At least a version of the fabric can be proven to have been taken on the 1845 expedition as among the relics brought back by McClintock are "a pair of leather goggles with crape instead of glass, a small green crape veil".

These are two possibilities which should be counted with other explanations.

My favoured explanation is that Franklin kept a happy ship and the black men were simply members of the ship's company indulging in high spirited horseplay. If this is the case then the unforseen consequence that contact with the inuit was curtailed may have been truly unfortunate.

Wednesday 7 December 2011

Fitzjames' cabin


 This is my approximation of the cabin on HMS Erebus of Commander James Fitzjames. It's mostly based on the picture below which was published in the May 24, 1845 issue of the Illustrated London News.


I've flipped the ILN picture from the way it was printed to make it accord with the ship's plans. The most noticeable feature on my view compared with the ILN's is the wash stand which the 1839 plans show to the left of the doorway as you go in.
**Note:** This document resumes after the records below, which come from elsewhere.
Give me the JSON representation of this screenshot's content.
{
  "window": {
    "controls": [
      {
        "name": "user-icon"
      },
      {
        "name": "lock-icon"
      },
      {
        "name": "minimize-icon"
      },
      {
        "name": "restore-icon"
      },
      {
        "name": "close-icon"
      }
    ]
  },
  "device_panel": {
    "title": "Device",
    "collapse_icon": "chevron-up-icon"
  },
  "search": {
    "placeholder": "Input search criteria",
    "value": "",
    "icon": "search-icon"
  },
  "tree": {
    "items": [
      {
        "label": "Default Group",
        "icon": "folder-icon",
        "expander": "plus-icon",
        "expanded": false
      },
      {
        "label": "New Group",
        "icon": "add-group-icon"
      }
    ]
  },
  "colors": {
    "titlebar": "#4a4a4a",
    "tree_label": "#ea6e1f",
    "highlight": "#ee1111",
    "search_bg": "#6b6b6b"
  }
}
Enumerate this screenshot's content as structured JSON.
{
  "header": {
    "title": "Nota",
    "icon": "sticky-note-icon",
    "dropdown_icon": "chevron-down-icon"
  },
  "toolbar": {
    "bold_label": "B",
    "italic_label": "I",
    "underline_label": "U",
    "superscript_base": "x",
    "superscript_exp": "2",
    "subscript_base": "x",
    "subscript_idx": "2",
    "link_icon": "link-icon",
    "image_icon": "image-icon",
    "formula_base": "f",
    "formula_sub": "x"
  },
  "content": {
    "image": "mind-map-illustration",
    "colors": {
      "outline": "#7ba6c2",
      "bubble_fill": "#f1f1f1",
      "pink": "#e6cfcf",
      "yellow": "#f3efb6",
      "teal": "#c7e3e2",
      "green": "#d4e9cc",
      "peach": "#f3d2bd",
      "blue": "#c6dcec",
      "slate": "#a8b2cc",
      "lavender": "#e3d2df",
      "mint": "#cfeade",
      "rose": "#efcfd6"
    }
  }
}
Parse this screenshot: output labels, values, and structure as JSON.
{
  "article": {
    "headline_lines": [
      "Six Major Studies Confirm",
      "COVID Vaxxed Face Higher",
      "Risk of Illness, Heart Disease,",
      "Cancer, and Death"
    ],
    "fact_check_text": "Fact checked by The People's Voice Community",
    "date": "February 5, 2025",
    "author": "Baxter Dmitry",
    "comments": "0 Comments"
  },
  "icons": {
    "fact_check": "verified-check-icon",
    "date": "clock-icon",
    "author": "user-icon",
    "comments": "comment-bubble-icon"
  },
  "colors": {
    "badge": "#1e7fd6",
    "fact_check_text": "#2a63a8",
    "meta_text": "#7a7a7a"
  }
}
The space is no bigger than a decent size closet - about half the size of the en-suite bathroom of the hotel room I stayed in last week.

Sunday 4 December 2011

Are you friendly? - we are!

These are my thoughts on Russell Potter's recent posts on the meanings of the expressions "Mannik toomee" and "Teyma".

My view is that a close look at these words does support the suggestion that Kok-lee-arng-nun's "Too-loo-ah" was actually Franklin and not John Ross.

The expressions in question are found in the following sources:

1819 Franklin - "Teyma"
1825 Franklin - "Teyma"
1829 Ross - "Tima tima", "Aya tima"
1833 Back - "Timā"
1833 King - "Tĭmā"

1859 McClintock - "Kammik toome"

1866 Hall via Kok-lee-arng-nun - "Man-nig-too-me", "Ma-my-too-mig-tey-ma" (= "Mannik toomee" + "Teyma")

1879 Schwatka - "Munnik toomee"
1879 Gilder - "Many-tu-me"
1995 Dorothy Eber via Lena Kingmiatook - "Maniktumiq"


The different versions of "Mannik toomee" reported by McClintock, Hall, Schwatka, and Gilder are consistently a declaration of friendship. Eber's reported usage by the shamen is little different if at all - an exhortation to the group to behave non-aggressively to the strangers.

Such an amicable meaning would be out of place in Back's confrontation with the shamen during his ascent of the river and no shamen is mentioned in connection with the earlier, friendly, encounter on the descent, so certainly the source for this suggestion needs to be re-examined.

It seems entirely plausible that a sledge party from Franklin's ships could encounter a band of Inuit and thus pick up the phrase "Mannik toomee" in exactly the same way that later sledgers would do.

It appears that Teyma was not a proper Inuktitut word at all but a pidgin word used to initiate commerce.

John Ross's definition "the word of salutation between meeting tribes" seems closest to that reported by modern linguists (hence the title of this post). Franklin is also not far off target when, in the account of his first overland expedition, he describes the expression Teyma as "used by the Esquimaux when they accost strangers in a friendly manner".

Ross reports a greeting ritual where the white men call "Tima tima" which is then echoed by the Inuit, then the white men throw down their arms with a cry of "Aya, Tima". To which the Inuit reply with "Aya" and throw down their weapons.

In contrast, Too-loo-ah's reported usage seems more consistent with Back and King's understanding of the word as meaning "peace". Tacking the word "peace" on to a greeting would not seem unreasonable for such a humane soul as Franklin but as Ross did not misinterpret the word that way and only reported it as part of a verbal formula then that would count against Ross as Kok-lee-arng-nun's "Too-loo-ah".

So I'd say that this analysis adds a little more weight to the theory that Hall's informant Kok-lee-arng-nun did indeed visit HMS Erebus while Franklin was alive.